For twenty-one-year-old Marco Melandri, going back to Japan will no doubt evoke some poignant memories: The Ravenna-born rider had a bad fall on his MotoGP debut at Suzuka, breaking his leg.

Fortunately, the 250cc world champion bounced back from his injuries in an amazingly short time and has gone on to shine on his underperforming factory Fortuna Yamaha.

"My last race in Japan with the M1 earlier this year ended badly when I crashed out on the first day and had to miss that race and the following race," said Marco, before revealing that his difficult season so far could turn out to be beneficial: "In a way that first stage of the season made me stronger because it made me realise how difficult this class can be, and it gave me time to focus on my training programme. I'm sure that next year I will look back on this year and be grateful for a difficult first season in MotoGP.

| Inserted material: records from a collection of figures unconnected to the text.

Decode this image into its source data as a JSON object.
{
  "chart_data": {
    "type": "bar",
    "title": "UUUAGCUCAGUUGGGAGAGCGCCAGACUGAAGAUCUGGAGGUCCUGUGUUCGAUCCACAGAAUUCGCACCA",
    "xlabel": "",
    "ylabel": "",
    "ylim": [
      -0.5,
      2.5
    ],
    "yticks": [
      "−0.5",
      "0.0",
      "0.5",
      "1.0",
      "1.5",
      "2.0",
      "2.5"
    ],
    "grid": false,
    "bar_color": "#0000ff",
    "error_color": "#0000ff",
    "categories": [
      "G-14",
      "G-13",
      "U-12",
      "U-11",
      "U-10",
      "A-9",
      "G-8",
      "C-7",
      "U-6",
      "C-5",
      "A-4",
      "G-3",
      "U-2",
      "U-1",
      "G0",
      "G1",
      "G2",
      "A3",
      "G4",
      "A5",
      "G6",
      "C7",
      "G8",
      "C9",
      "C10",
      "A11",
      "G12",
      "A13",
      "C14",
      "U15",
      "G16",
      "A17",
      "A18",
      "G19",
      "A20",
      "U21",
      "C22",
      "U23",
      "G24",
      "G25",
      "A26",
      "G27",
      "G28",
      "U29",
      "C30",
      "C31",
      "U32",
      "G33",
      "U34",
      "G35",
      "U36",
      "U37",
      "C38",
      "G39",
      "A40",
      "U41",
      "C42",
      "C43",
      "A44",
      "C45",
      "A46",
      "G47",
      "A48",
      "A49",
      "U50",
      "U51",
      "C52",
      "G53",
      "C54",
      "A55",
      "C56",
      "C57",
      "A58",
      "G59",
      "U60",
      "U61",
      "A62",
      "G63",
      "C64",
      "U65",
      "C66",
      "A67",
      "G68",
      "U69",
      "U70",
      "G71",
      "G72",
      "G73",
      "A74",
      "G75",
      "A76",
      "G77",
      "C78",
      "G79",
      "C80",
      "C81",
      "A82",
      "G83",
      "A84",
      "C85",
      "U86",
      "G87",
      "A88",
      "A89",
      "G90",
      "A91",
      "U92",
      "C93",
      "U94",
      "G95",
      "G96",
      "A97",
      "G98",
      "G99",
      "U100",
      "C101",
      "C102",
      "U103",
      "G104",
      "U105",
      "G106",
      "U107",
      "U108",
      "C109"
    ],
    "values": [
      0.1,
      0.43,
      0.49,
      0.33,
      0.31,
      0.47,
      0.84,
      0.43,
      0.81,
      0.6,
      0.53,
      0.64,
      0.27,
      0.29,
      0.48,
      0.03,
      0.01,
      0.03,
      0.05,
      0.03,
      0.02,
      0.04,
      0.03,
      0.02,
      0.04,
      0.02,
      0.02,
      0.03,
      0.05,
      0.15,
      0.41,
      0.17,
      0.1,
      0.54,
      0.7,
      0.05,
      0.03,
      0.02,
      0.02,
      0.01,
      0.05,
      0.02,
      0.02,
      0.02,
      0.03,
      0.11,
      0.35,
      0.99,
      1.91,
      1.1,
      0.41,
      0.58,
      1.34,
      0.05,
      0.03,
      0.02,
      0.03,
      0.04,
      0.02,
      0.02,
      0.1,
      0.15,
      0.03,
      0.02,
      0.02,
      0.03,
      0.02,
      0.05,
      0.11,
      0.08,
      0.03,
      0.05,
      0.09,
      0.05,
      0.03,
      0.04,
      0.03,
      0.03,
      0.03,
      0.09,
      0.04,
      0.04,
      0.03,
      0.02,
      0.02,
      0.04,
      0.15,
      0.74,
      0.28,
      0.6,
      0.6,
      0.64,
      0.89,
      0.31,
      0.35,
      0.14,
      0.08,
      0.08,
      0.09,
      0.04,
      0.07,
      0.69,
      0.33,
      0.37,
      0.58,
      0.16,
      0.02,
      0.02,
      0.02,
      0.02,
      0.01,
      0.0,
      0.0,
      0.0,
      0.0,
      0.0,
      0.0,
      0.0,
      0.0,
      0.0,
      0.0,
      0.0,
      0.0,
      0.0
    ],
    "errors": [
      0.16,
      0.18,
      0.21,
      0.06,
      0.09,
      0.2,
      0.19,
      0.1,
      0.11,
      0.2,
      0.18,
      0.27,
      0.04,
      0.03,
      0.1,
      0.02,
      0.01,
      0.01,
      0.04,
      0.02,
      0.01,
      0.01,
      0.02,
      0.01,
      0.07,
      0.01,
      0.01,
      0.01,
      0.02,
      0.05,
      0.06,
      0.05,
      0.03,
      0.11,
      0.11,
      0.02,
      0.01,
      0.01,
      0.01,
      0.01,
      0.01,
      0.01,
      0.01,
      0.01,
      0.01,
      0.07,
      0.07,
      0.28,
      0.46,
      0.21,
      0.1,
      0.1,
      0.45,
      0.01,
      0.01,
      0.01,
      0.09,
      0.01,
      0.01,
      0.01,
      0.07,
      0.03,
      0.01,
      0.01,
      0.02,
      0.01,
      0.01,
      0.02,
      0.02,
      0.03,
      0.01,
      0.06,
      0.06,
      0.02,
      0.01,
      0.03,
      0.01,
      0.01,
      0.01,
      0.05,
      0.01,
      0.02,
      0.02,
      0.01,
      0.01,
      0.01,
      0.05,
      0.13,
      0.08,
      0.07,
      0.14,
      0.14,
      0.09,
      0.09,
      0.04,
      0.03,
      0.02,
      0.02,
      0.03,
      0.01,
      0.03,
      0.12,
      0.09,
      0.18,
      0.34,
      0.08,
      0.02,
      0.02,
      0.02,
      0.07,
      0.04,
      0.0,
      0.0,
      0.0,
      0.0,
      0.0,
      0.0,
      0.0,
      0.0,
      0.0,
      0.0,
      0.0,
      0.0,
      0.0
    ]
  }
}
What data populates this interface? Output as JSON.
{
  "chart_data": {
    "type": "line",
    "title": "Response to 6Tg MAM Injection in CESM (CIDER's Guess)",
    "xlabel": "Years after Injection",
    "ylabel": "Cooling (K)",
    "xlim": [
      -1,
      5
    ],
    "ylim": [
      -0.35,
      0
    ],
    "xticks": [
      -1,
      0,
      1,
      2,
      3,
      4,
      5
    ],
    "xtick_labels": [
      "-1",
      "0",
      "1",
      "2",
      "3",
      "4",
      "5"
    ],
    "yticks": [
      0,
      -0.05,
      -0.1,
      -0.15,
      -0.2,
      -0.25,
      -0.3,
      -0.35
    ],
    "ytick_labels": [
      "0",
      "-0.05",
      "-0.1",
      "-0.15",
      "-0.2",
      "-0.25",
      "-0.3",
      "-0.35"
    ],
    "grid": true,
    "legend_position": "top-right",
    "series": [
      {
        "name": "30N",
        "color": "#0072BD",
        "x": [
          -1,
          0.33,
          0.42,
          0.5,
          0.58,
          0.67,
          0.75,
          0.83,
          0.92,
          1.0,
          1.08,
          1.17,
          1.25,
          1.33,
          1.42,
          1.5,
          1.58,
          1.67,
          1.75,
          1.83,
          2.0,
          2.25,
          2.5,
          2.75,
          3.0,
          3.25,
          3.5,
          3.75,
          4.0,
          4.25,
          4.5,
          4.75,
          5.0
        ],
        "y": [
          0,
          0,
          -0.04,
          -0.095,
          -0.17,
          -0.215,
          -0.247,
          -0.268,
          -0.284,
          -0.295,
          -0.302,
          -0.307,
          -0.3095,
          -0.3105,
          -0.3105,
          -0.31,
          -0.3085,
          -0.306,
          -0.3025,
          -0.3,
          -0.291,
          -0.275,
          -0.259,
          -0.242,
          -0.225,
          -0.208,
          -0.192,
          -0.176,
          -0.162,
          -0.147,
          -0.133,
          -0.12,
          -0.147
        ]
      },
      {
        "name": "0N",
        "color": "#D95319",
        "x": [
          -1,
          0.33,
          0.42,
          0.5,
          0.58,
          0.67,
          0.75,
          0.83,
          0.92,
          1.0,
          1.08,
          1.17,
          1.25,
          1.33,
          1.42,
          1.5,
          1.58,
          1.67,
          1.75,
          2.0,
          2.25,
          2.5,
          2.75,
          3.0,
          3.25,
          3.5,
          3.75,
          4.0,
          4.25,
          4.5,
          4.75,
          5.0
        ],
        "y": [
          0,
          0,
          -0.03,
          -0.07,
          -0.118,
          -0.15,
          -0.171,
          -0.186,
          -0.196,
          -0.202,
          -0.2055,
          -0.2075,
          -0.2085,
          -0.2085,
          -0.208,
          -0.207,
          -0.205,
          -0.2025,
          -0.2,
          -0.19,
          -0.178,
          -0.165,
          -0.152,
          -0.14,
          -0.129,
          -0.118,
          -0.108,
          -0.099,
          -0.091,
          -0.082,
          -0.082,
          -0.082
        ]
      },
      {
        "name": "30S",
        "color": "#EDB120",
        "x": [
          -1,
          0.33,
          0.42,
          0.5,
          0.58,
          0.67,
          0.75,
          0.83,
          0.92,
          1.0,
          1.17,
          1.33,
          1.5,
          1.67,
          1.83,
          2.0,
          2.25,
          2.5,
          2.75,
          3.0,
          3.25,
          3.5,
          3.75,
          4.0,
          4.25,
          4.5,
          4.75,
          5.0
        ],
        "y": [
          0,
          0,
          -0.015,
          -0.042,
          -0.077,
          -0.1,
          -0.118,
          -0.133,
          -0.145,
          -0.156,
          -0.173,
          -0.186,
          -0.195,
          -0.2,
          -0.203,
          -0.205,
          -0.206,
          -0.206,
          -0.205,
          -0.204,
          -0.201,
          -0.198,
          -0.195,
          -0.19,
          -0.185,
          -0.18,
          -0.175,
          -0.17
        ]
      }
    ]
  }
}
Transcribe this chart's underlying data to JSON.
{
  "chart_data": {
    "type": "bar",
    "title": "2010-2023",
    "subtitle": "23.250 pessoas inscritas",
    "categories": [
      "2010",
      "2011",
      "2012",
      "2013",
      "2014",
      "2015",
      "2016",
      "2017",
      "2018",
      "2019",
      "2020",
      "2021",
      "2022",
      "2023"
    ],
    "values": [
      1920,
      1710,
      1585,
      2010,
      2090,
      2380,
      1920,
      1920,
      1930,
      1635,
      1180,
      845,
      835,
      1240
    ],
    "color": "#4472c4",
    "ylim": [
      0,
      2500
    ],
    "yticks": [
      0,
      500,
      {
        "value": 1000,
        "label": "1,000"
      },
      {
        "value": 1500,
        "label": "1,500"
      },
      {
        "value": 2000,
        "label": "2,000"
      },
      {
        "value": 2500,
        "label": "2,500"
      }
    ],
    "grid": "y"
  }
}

"Obviously Japan will be a very important race for me again as I would really like to do well in front of my Yamaha bosses," he added. "Many Yamaha staff have only had one chance to see me ride in Japan before my accident on the Friday in Suzuka at the start of the year. Hopefully I can get a result that will make them proud."

"Carlos (Checa) had a good race in Brno, and Marco did in Estoril, and both are capable of having a good end of season," said team director Davide Brivio. "We will work as hard as we can to improve their feeling with their bikes. We have recently improved our engine performance and now the focus needs to be on the chassis and set-up."

Brivio also approves of the decision to take Suzuka off the 2004 calendar, partially as a result of Melandri's accident.

"Next year Motegi is going to be the only race in Japan further to the decision of the riders, FIM and the promoter. I think everyone respects that decision to take Suzuka off the calendar as it's the safety of the riders at stake," he said.